Aucune réglementation du MAPAQ ne limite le nombre de ruches qui peuvent être installées dans telle ou telle ville ou région. «On ne fait pas de surveillance par rapport au nombre de ruches sur un territoire donné», confirme le porte-parole Alexandre Noël.

Un développement qui cause de nombreuses craintes

Le président de la Fédération des apiculteurs du Québec observe d'un oeil craintif la hausse vertigineuse du nombre de ruches en ville. «Ça nous dérange un peu parce que le suivi qui est fait de ces ruches-là est pas nécessairement assez serré», indique Léo Buteau, qui est aussi apiculteur à Saint-Henri-de-Lévis.

Pour l'heure, aucun cours n'est obligatoire pour devenir propriétaire d'abeilles. «Une ruche doit être visitée par quelqu'un de formé aux 7 à 10 jours maximum», croit M. Buteau. «Sinon, il y a des risques de propagation de maladies comme la loque américaine ou la varoise», explique-t-il. 

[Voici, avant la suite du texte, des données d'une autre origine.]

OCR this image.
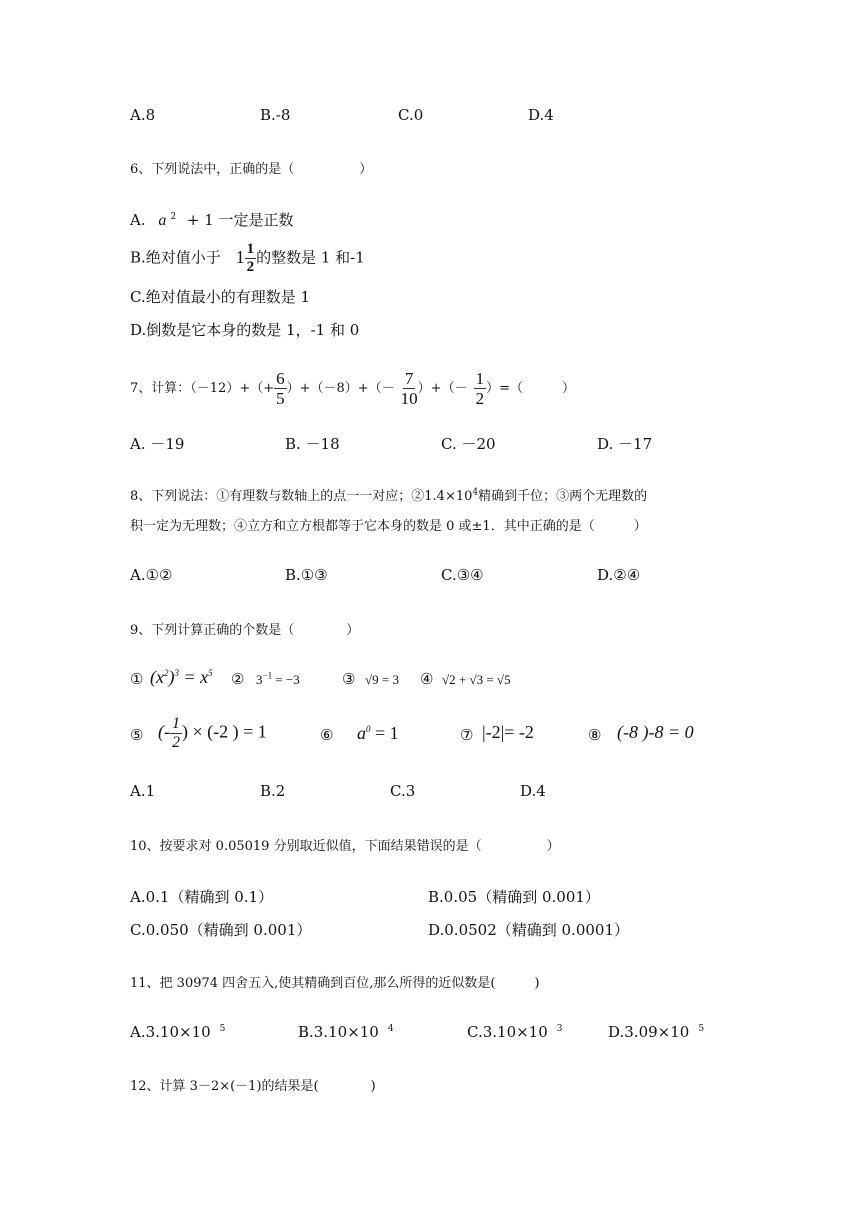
A.8	B.-8	C.0	D.4
6、下列说法中，正确的是（　　　　　）
A. a $^2$ + 1 一定是正数
B.绝对值小于 $1 \frac{1}{2}$ 的整数是 1 和-1
C.绝对值最小的有理数是 1
D.倒数是它本身的数是 1，-1 和 0
7、计算：$(-12)+(+ \frac{6}{5} )+(-8)+(- \frac{7}{10}$ ）+（－ $\frac{1}{2}$ ）=（　　　）
A. －19	B. －18	C. －20	D. －17
8、下列说法：①有理数与数轴上的点一一对应；$②1.4\times 10^4$精确到千位；③两个无理数的
积一定为无理数；④立方和立方根都等于它本身的数是 0 或±1．其中正确的是（　　　）
A.①②	B.①③	C.③④	D.②④
9、下列计算正确的个数是（　　　　）
① $(x^2)^3 = x^5$ ② $3^{-1} = -3$	③ √9 = 3 ④ √2 + √3 = √5
⑤ (- $\frac{1}{2}$ ) × (-2 ) = 1	⑥ $a^0 = 1$	⑦ |-2|= -2	⑧ (-8 )-8 = 0
A.1	B.2	C.3	D.4
10、按要求对 0.05019 分别取近似值，下面结果错误的是（　　　　　）
A.0.1（精确到 0.1）	B.0.05（精确到 0.001）
C.0.050（精确到 0.001）	D.0.0502（精确到 0.0001）
11、把 30974 四舍五入,使其精确到百位,那么所得的近似数是(　　　)
A.3.10×10 $^5$	B.3.10×10 $^4$	C.3.10×10 $^3$	D.3.09×10 $^5$
12、计算 3－2×(－1)的结果是(　　　　)
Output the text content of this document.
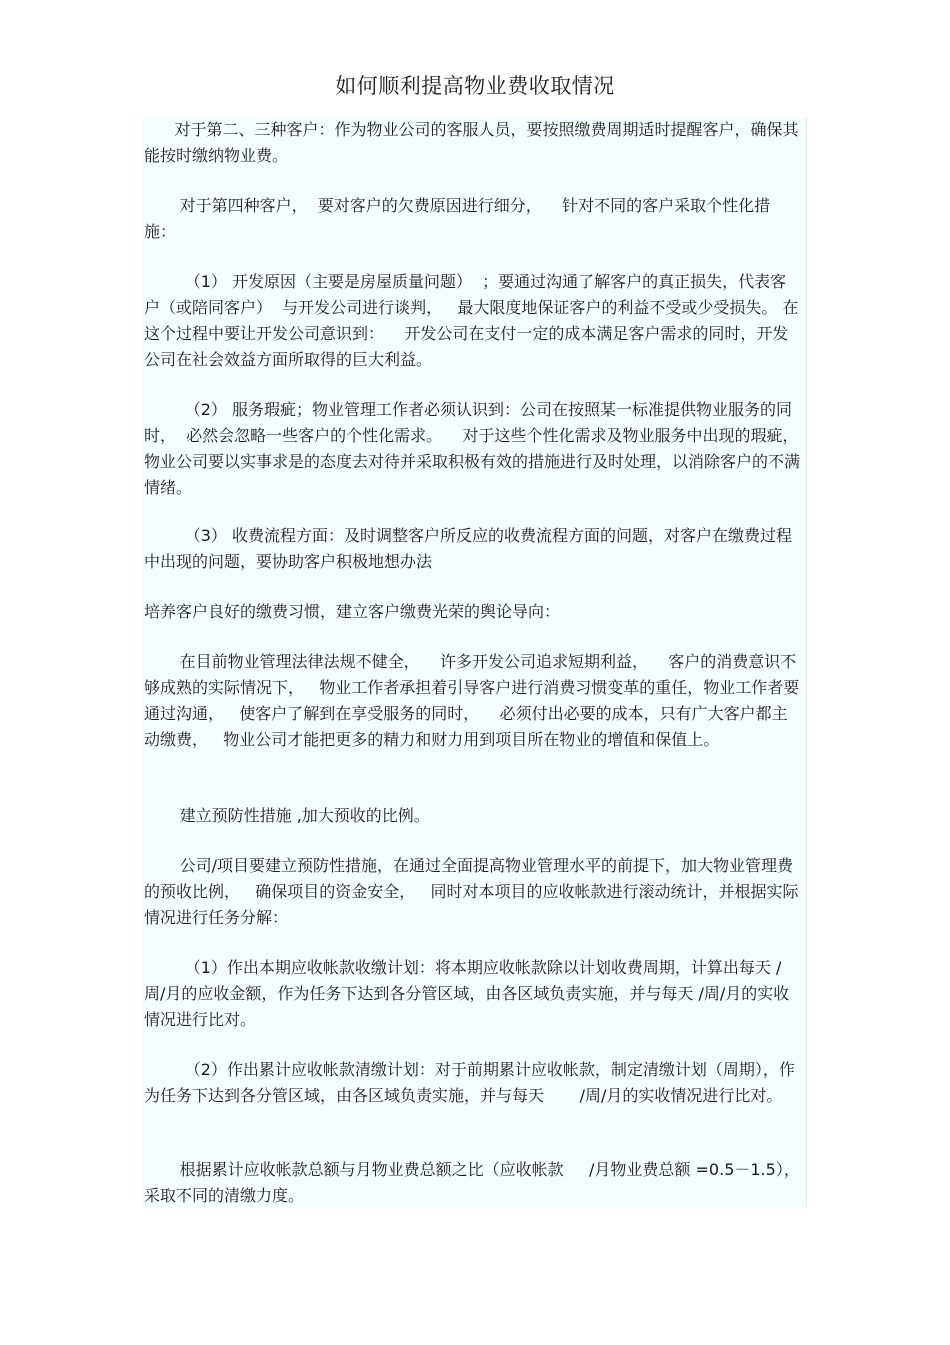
如何顺利提高物业费收取情况

对于第二、三种客户：作为物业公司的客服人员，要按照缴费周期适时提醒客户，确保其能按时缴纳物业费。

对于第四种客户，  要对客户的欠费原因进行细分，    针对不同的客户采取个性化措施：

（1） 开发原因（主要是房屋质量问题）  ；要通过沟通了解客户的真正损失，代表客户（或陪同客户）  与开发公司进行谈判，   最大限度地保证客户的利益不受或少受损失。 在这个过程中要让开发公司意识到：    开发公司在支付一定的成本满足客户需求的同时，开发公司在社会效益方面所取得的巨大利益。

（2） 服务瑕疵；物业管理工作者必须认识到：公司在按照某一标准提供物业服务的同时，  必然会忽略一些客户的个性化需求。    对于这些个性化需求及物业服务中出现的瑕疵，  物业公司要以实事求是的态度去对待并采取积极有效的措施进行及时处理，以消除客户的不满情绪。

（3） 收费流程方面：及时调整客户所反应的收费流程方面的问题，对客户在缴费过程中出现的问题，要协助客户积极地想办法

培养客户良好的缴费习惯，建立客户缴费光荣的舆论导向：

在目前物业管理法律法规不健全，    许多开发公司追求短期利益，    客户的消费意识不够成熟的实际情况下，   物业工作者承担着引导客户进行消费习惯变革的重任，物业工作者要通过沟通，   使客户了解到在享受服务的同时，    必须付出必要的成本，只有广大客户都主动缴费，   物业公司才能把更多的精力和财力用到项目所在物业的增值和保值上。

建立预防性措施 ,加大预收的比例。

公司/项目要建立预防性措施，在通过全面提高物业管理水平的前提下，加大物业管理费的预收比例，   确保项目的资金安全，   同时对本项目的应收帐款进行滚动统计，并根据实际情况进行任务分解：

（1）作出本期应收帐款收缴计划：将本期应收帐款除以计划收费周期，计算出每天 /周/月的应收金额，作为任务下达到各分管区域，由各区域负责实施，并与每天 /周/月的实收情况进行比对。

（2）作出累计应收帐款清缴计划：对于前期累计应收帐款，制定清缴计划（周期），作为任务下达到各分管区域，由各区域负责实施，并与每天       /周/月的实收情况进行比对。

根据累计应收帐款总额与月物业费总额之比（应收帐款     /月物业费总额 =0.5－1.5），采取不同的清缴力度。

M. Buteau soutient que les amoureux des abeilles devraient suivre une réelle formation avant de se lancer dans l'exploitation d'une ruche. «Ça a l'air simple, mais c'est pas nécessairement facile. Il faut connaître la biologie de l'espèce», plaide-t-il. 

Le règlement actuel stipule seulement qu'une ruche ne doit pas être installée à moins de 15 mètres d'un chemin public ou d'une habitation, à moins que celle-ci ne soit clôturée. 

Zone grise

«Pour s'en sortir, en ville, les gens ont eu la bonne idée de les installer sur les toits. Mais c'est comme une zone grise pour le moment.

Ce règlement-là a été écrit en fonction des ruches situées au sol», explique Patrick Nadeau, des Artisans de la ruche. 

Le MAPAQ exige aussi que tous les propriétaires de ruches s'enregistrent (frais de 17,72 $ par année) et identifient clairement les ruches qui leur appartiennent. Pour l'apiculture en ville, le ministère a émis quelques directives, soit d'«agir de façon responsable en installant ses ruches de façon à ne pas créer de problème avec le voisinage» et d'«éviter de surpeupler l'espace utilisé», en prenant en considération les autres ruches situées à proximité et «la réserve florale à disposition». 

«C'est le respect minimal, les règles de base connues des apiculteurs. Mais là, on dirait qu'on a perdu le contrôle», déplore Marc Lucas, du rucher Turlu. Selon M. Lucas, les abeilles peuvent devenir agressives si elles sont trop populeuses dans un même rayon de 5 kilomètres. 

En ville, les phénomènes d'essaimages peuvent aussi provoquer la crainte des citadins. L'essaimage est ce phénomène où la reine et une partie des abeilles quittent la ruche pour former une nouvelle colonie. À Montréal, un essaim d'abeilles a déjà élu domicile sur une voiture et un autre, à Toulouse, sur un vélo, avant d'être récupérés par des apiculteurs.